EMC® VNX® Series Security Configuration Guide for VNX

Defense in depth

Because the behavior of the vast majority of the open network ports on VNX for file is governed by network standards, there are no additional steps available for VNX for file to protect these ports other than disabling their associated services and closing the ports. Disabling services such as portmap will hinder the general operations of VNX for file, and in some cases, the impact will be severe.

However, the notion of defense in depth dictates that any potential vulnerability is addressed with additional protections to control who may access the ports. This may be done with firewalls in the network environment (external to VNX for file) or by enabling the iptables functionality on the Control Station.
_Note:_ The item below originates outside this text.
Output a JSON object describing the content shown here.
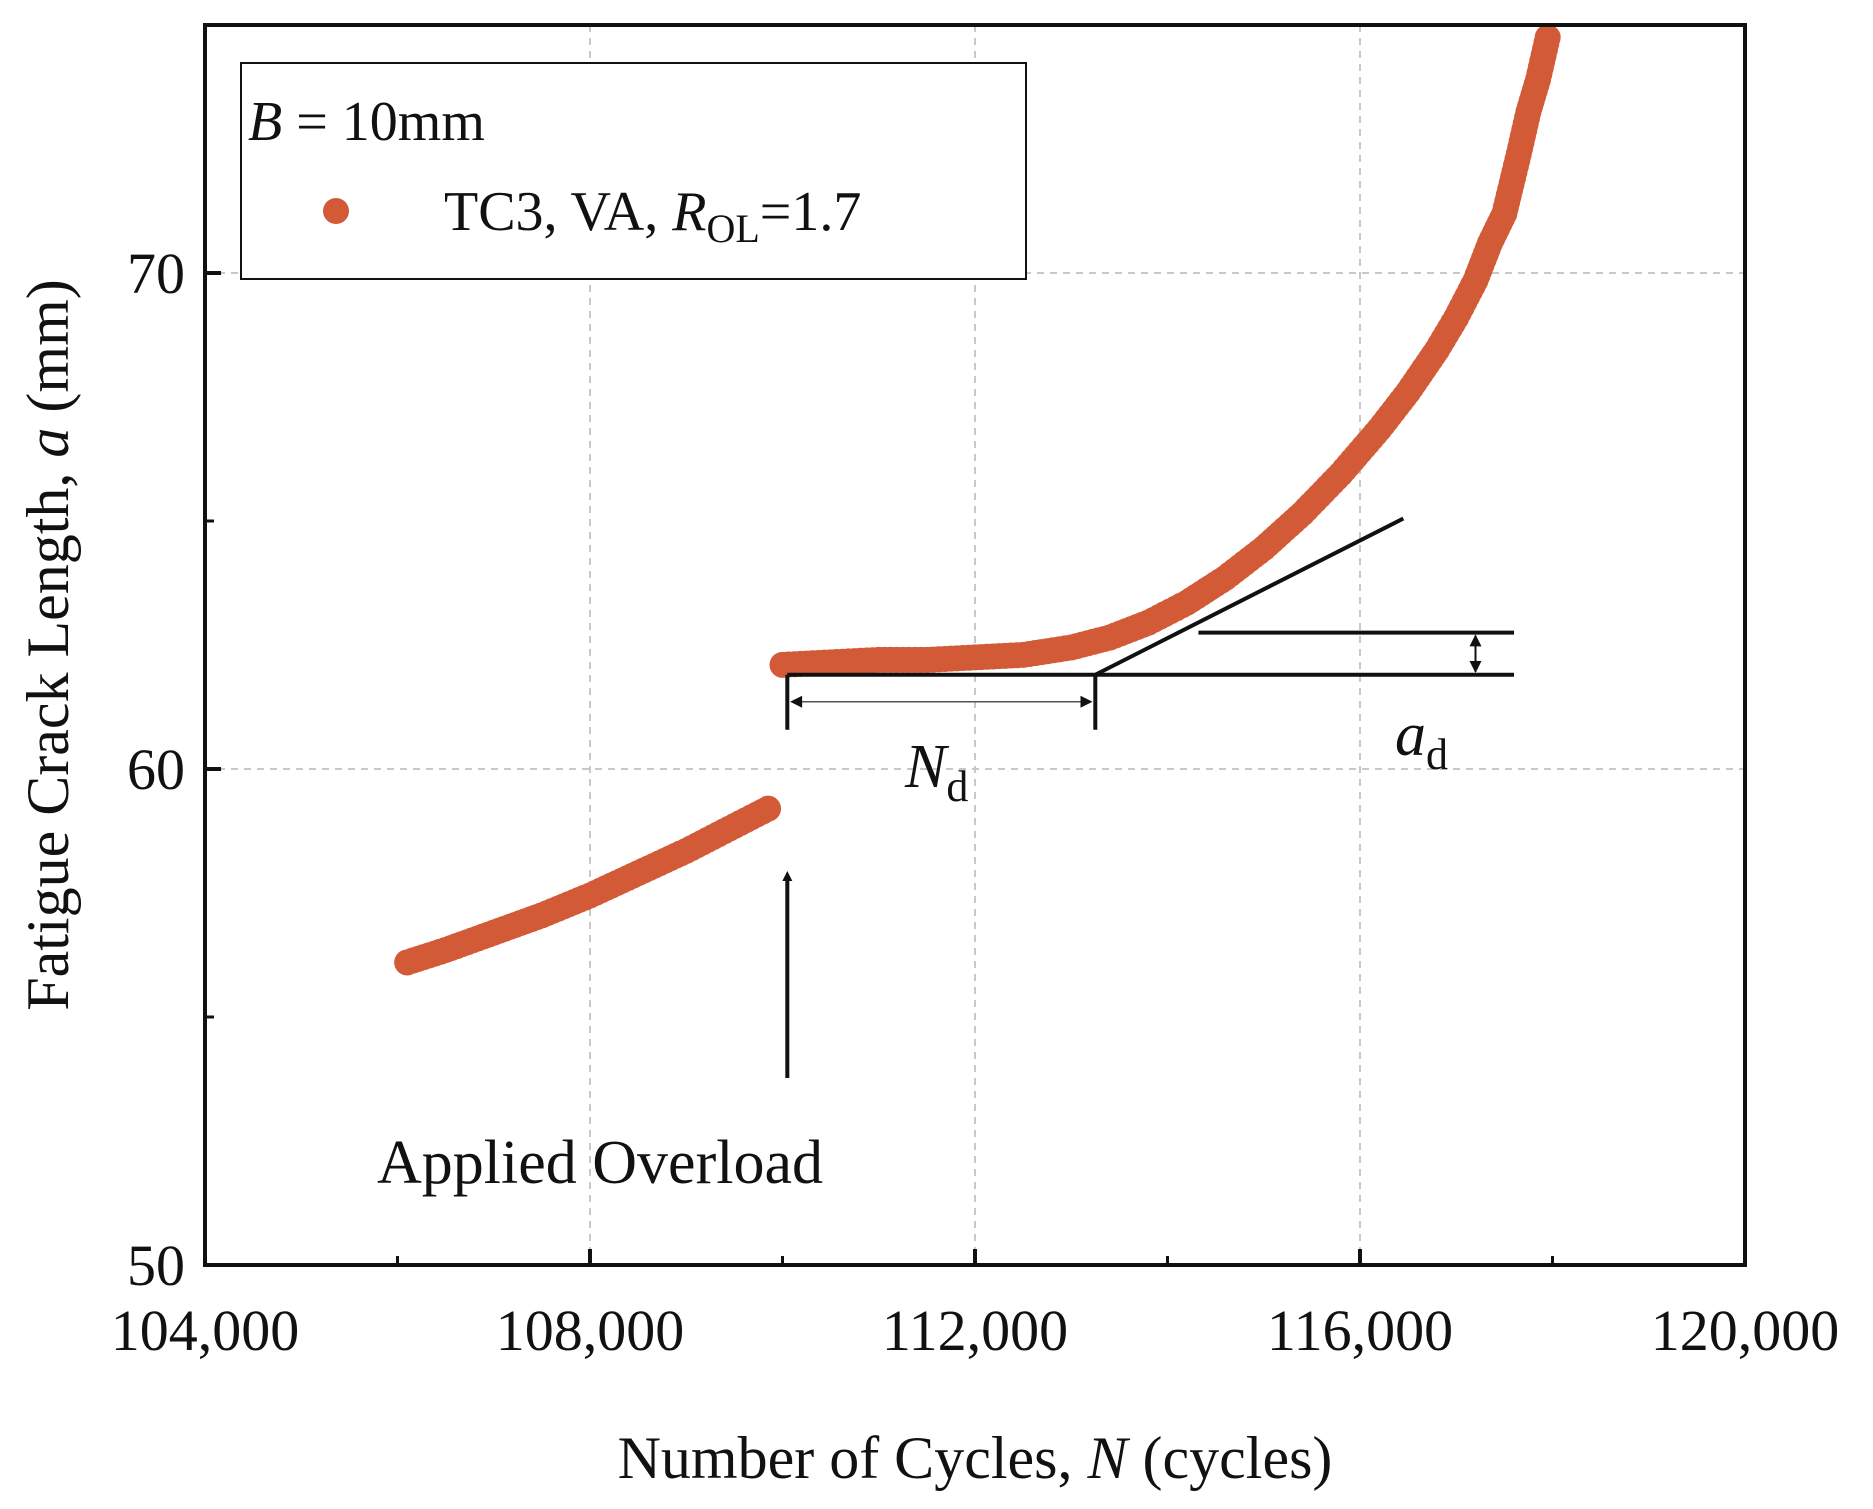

In addition, the VNX for file Data Mover provides two powerful mechanisms for controlling network connectivity:

• Packet Reflect
• Virtual local area networks (VLANs)

Packet Reflect ensures that outbound (reply) packets always exit through the same interfaces through which the inbound (request) packets entered. Because majority of the network traffic on a Data Mover, including all file system I/O, is initiated by the client, the Data Mover uses Packet Reflect to reply to client requests. With Packet Reflect, there is no need to determine the route to send the reply packets. Packet Reflect is enabled by default.

VLANs are logical networks that function independently of the physical network configuration. For example, VLANs enable you to put all of a department's computers on the same logical subnet, which can increase security and reduce network broadcast traffic.

Configuring and Managing Networking on VNX provides additional information about Packet Reflect and VLANs as well as how to configure these features.